In fact, the function is pretty much the same as bollards that are fixed into the ground, to stop a road impact, just without the hassle of digging deep holes in the ground or ripping up the pavement.
Bollards, once basically a heavy metal tube and not much else have, of necessity become rather cleverer in recent years. The range in rating from simple impact barriers for light vehicles where a bollard is simply inserted into the ground, to large underground structures where the bollard is just the tip of the proverbial iceberg.
These bollards which I have in a number of places, such as outside St Paul’s Cathedral, and here at Victoria station act in a different way.
Designed by ATG Access, the Surface Guard are temporary barriers that can be placed around events or buildings, and were first developed in 2017.
Those crumpled weak looking plastic barriers are just a cladding, and what’s underneath is enough to give people second thoughts about ramming a vehicle at them — massive spikes.

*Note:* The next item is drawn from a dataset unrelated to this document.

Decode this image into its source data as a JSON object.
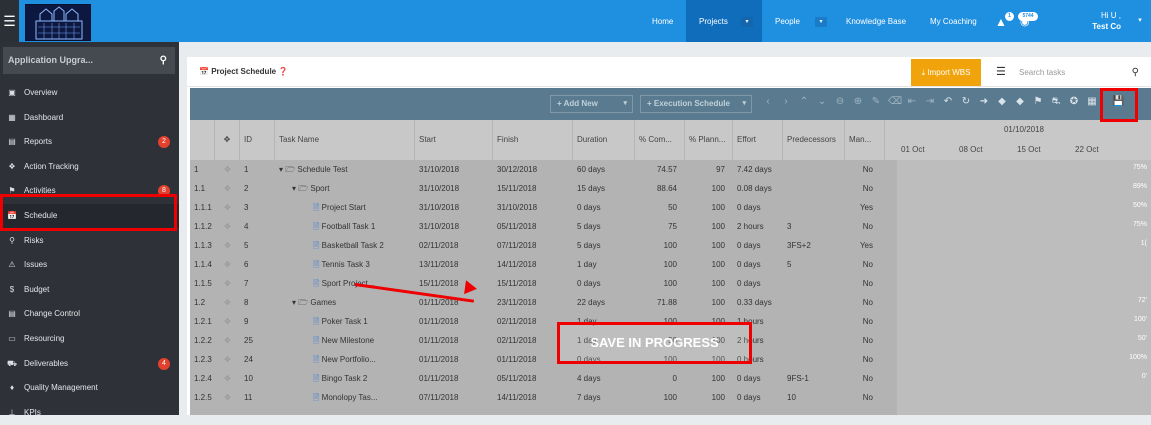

The design takes advantage of a number of factors — the long strip ensures when an impact hits, the whole barrier has to be moved, which adds weight. Also the wide plate should mean that the vehicle is impaled on the spikes, and it’s motor wheels are embedded within the structure rendering them impotent at moving the barrier forward.
(c) ATG Access
The system recently passed impact tests, where it prevented a 7,200kg lorry travelling at 32kph from penetrating less than five metres.
These are not the only barriers with spikes — the basic looking steel bollards you see in places often conceal a heavy duty steel structure inside, with a lot of teeth to grip and hold anything that rams at them.
The big plant pots outside offices aren’t filled with concrete, but a fine honeycomb of aluminum that’s designed to crumple and absorb the impact energy.
However, these odd looking grey plastic barriers do have the advantage of being more permeable for the public and less of an, ahem, barrier.